Я предполагала, что Ханнеке не очень счастлива. Может быть, она больше не любила Иво. За те два года, что мы были знакомы, он поправился по меньшей мере на двадцать кило, дела его тоже шли неважно. И хотя он был очень милый, я не могла себе представить, что Ханнеке еще чувствовала к нему сексуальную привязанность. Об этом мы не говорили. Мы обсуждали друг с другом своих мужей, но это не шло дальше жалоб на то, что они часто уезжали, бросали носки мимо корзины с грязным бельем, что всю заботу о детях полностью перекладывали на наши плечи. В более глубокие темы мы не вдавались, боясь, что наши браки могут быть расценены как несчастливые. Возможно, разговоры о разладе в семье, признание того, что отношения с мужьями стали скучными и предсказуемыми, разрушили бы нашу компанию. И как бы ни была грустна мысль о том, что на нас уже больше не обрушится новая любовь, не обуяет новая страсть, что мы должны до восьмидесяти лет заниматься сексом с тем, кому обещали хранить верность и кто, быть может, тоже мечтает о другой подружке, — перспектива остаться жить одной на крошечные алименты в съемной квартире казалась еще более удручающей.

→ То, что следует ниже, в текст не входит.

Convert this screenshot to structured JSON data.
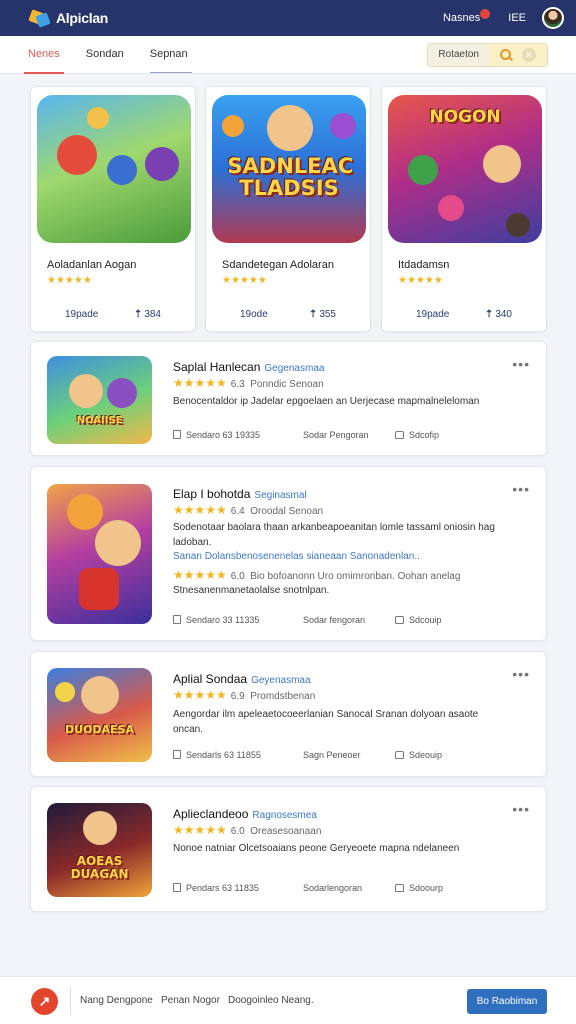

Поэтому мы помалкивали о своих тайных сомнениях и болтали всласть о кремах против морщин, заманчивых планах на отпуск, о разводах других, менее удачливых пар, чего с нами, конечно, никогда произойти не могло.


Меня разбудил лай Друфа, их коричневого лабрадора. Сначала я никак не могла вспомнить, где я, но потом поняла, что заснула на красном диване Ханнеке и Иво. Ханнеке исчезла, Иво отправился на ее поиски. В большой машине, которая въезжала на дорожку, должно быть, сидел Иво с пьяной и разъяренной Ханнеке. Я стала волноваться, меня пугала ее злость, которая, без сомнения, сейчас обрушится и на меня. Ведь это я, в конце концов, прервала наш разговор и сказала, что она была пьяна. Я встала, распрямила затекшую спину, всунула ноги в тесные туфли и пошла в кухню, чтобы поставить чайник.

Раздался звонок, собака продолжала лаять. Я поспешила по бесконечному коридору открыть дверь и в холодном свете уличной лампы увидела в дверном окошке Бабетт.

— Привет. Михел сказал, что ты здесь…

Она потерла замерзшие руки и стала дышать на пальцы. Я открыла дверь и вышла на улицу.

— Что ты не спишь? Заходи, я поставила чай. Выпьешь, согреешься…


Бабетт обхватила ладонями чашку и стала осторожно дуть на чай. Она сидела на краешке дивана, уставившись прямо перед собой, и всхлипывала. Я едва осмеливалась поднять на нее глаза, мне было стыдно за свою трусость, за то, что была бессильна помочь подруге в горе. Я боялась, что скажу что-нибудь не то, боялась быть слишком настойчивой, а в то же время чувствовала вину за то, что разговаривала с ней слишком мало и держала дистанцию. В качестве компенсации за это я старалась освободить ее от любой работы: стирала ее белье, гладила одежду, готовила массу всякой еды, укладывала ее мальчиков спать, набирала для нее ванну, заправляла постель и помогала с устройством похорон. Свою собственную работу я на этот месяц забросила.


— Ну как ты? — Я протянула ей носовой платок, и она высморкалась.

— Да нет, все хорошо. Я считаю, все-таки это подлость со стороны Ханнеке… После всего, что произошло. Поэтому я и приехала сюда. Чтобы сказать ей все, что о ней думаю, когда она придет домой.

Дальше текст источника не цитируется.